Костандис почесал голову.
— Не понимаю, — сказал он.
— Ты не понимаешь, потому что у тебя кофейня, жена и дети, потому что ты не голодаешь и кое-как сводишь концы с концами… Да и зачем тебе понимать? Это не выгодно. Поэтому ты и становишься на колени. Но бездомный, дорогой Костандис, на колени не становится — вот и весь секрет… В среду мы придем в село, и пусть бог нам поможет!
— Я с вами, Яннакос, — помолчав немного и тяжело вздохнув, сказал Костандис. — Мы часто толкуем с Андонисом и толстяком Димитросом о том, как бы вам помочь.
— Ступай спроси отца Фотиса, он тебе разъяснит! У меня к тебе только одна просьба; чтобы мой ослик во вторник был в твоем доме, больше ничего… И будь осторожен, несчастный, никому не проговорись.
Прошло воскресенье, настал понедельник. К обеду пошел мелкий снег, запорошил вершину. Церковь пророка Ильи скрылась в густом тумане. Побелели ущелья, и голодные вороны полетели в долину. Багровое небо отливало медью.

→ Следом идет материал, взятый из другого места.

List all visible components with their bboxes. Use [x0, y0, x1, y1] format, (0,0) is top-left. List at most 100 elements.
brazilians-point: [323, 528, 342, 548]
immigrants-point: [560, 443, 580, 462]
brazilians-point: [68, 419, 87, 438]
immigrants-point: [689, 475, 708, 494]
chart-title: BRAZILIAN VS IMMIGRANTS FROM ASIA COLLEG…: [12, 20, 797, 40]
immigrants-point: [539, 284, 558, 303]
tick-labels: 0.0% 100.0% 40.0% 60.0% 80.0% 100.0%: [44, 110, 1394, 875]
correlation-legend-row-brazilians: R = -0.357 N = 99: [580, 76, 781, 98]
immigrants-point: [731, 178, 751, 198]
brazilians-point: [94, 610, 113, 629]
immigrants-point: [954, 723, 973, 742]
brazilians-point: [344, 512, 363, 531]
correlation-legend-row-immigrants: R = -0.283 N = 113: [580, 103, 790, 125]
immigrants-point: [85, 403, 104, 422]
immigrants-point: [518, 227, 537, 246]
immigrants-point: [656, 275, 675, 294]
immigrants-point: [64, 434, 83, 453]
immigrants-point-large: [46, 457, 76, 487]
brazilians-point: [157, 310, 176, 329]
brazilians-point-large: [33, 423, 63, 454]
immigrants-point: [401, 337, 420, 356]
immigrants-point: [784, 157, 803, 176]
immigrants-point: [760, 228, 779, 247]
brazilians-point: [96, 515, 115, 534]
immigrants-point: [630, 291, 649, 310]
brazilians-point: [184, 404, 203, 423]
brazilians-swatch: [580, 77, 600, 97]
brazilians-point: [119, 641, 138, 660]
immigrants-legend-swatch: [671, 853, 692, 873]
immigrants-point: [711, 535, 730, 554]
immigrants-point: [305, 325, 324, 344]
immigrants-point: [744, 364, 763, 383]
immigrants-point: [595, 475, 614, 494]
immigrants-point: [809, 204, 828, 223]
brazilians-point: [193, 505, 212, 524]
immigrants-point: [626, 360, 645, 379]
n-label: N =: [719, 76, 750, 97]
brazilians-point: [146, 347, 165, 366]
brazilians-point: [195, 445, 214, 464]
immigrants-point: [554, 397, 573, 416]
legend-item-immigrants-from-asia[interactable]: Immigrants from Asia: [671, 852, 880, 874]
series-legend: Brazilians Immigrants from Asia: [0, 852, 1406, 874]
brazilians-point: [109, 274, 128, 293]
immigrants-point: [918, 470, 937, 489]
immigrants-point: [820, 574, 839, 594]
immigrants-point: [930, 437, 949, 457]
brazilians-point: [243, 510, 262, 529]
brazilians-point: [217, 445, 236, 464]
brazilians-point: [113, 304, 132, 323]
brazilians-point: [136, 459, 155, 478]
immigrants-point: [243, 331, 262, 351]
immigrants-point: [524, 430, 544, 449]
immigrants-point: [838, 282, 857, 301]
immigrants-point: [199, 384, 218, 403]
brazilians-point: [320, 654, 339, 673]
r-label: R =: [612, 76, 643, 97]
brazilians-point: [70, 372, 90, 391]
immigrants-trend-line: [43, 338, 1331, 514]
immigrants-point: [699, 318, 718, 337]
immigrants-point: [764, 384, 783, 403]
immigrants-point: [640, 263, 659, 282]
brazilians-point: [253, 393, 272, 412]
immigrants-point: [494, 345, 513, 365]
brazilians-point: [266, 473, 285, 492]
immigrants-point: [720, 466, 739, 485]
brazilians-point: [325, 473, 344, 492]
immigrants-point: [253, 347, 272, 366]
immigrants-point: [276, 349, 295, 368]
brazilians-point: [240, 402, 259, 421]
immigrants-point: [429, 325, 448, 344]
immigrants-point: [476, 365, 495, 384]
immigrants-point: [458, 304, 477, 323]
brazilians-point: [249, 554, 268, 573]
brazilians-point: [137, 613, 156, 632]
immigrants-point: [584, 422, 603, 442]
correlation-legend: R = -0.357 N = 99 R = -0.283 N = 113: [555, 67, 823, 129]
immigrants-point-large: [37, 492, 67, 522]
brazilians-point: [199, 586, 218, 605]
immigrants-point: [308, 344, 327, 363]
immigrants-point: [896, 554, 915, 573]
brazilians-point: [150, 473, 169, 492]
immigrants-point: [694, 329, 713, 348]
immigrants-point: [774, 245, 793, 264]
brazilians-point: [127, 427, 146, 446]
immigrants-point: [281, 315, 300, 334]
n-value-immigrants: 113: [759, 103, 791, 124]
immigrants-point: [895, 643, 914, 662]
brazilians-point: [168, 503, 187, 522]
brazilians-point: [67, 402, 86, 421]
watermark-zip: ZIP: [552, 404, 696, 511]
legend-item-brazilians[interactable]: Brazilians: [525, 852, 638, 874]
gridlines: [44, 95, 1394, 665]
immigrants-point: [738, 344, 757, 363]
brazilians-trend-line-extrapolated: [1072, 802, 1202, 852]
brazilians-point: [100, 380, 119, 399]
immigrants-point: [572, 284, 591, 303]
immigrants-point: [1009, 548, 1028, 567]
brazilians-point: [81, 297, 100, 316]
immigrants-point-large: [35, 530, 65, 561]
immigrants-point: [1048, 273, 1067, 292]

Манольос, склонившийся с утра над чурбаном, ушел с головой в свою работу. Он резал, отсекал, отбрасывал лишнее, добиваясь, чтобы появился на свет живший в его душе образ Христа. Неподвижно стояло перед ним божественное лицо. Оно было точно таким, каким приснилось ему позавчера, — суровое, грозное, с глубоким шрамом от правого виска до подбородка, усы обвисли, брови нахмурились, гнев и скорбь затаились в уголках губ.

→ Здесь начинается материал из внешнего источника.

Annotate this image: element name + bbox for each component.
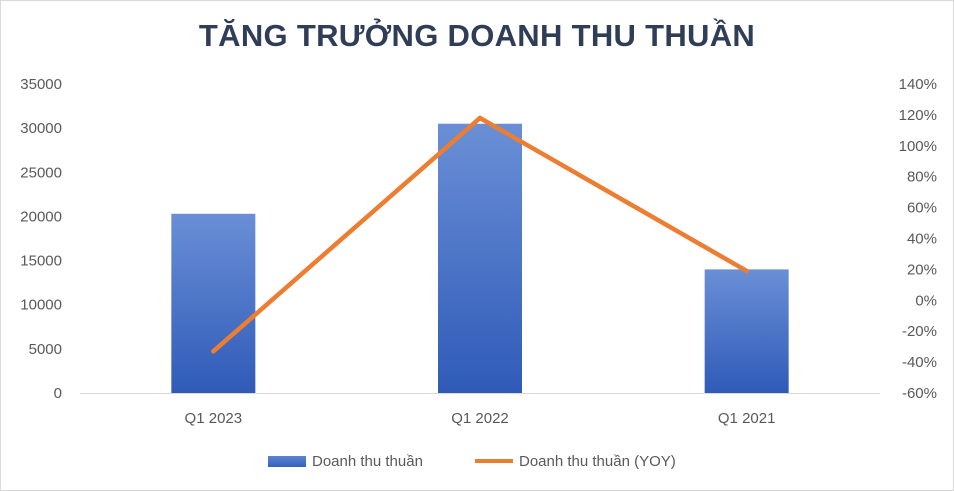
y-right-tick-label: 0% [915,292,937,309]
yoy-point [211,349,216,354]
legend-label-yoy: Doanh thu thuần (YOY) [519,452,676,470]
yoy-point [477,115,483,121]
y-left-tick-label: 15000 [20,253,62,270]
y-right-tick-label: 20% [907,261,937,278]
x-category-label: Q1 2022 [451,410,509,427]
y-right-tick-label: -60% [902,385,937,402]
y-left-tick-label: 30000 [20,120,62,137]
legend-swatch-bar [268,455,306,467]
y-left-tick-label: 5000 [29,341,62,358]
y-right-tick-label: 100% [899,138,937,155]
x-category-label: Q1 2023 [185,410,243,427]
y-left-tick-label: 35000 [20,76,62,93]
y-right-tick-label: 40% [907,231,937,248]
y-left-tick-label: 10000 [20,297,62,314]
y-right-tick-label: 140% [899,76,937,93]
y-right-tick-label: 80% [907,169,937,186]
y-right-tick-label: 60% [907,200,937,217]
bar [438,123,522,393]
legend-item-yoy: Doanh thu thuần (YOY) [475,448,676,474]
y-left-tick-label: 0 [54,385,62,402]
y-left-tick-label: 25000 [20,164,62,181]
y-right-tick-label: -40% [902,354,937,371]
legend-label-revenue: Doanh thu thuần [312,452,423,470]
yoy-point [744,268,749,274]
chart-title: TĂNG TRƯỞNG DOANH THU THUẦN [198,18,756,53]
legend-swatch-line [475,459,513,463]
y-right-tick-label: 120% [899,107,937,124]
legend-item-revenue: Doanh thu thuần [268,448,423,474]
bar [171,213,256,393]
y-right-tick-label: -20% [902,323,937,340]
bar [704,269,789,393]
y-left-tick-label: 20000 [20,208,62,225]
x-category-label: Q1 2021 [718,410,776,427]
chart-legend: Doanh thu thuần Doanh thu thuần (YOY) [0,448,954,474]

С самого утра он искал в дереве святой лик — тот самый, который ему снился. Поэтому он резал, разбрасывая по сторонам стружки, торопясь поскорее обрести его… К вечеру лицо Христа засияло в тусклом зимнем свете: видение Манольоса воплотилось в дереве.
В эту минуту вошел Михелис, спокойный, полный решимости. Он посмотрел на вырезанный из дуба лик — и отступил.
— Что я вижу? — воскликнул он. — Это война!
— Нет, это Христос, — ответил Манольос, вытирая вспотевший лоб.
— Но тогда какая же разница между ними?
— Никакой, — ответил Манольос.
Уже стемнело, снежинки падали тихо, бесшумно, покрывая весь мир плотной белой пеленой. Долина внизу исчезла. Небо низко нависло, и с него на землю сыпались хлопья снега.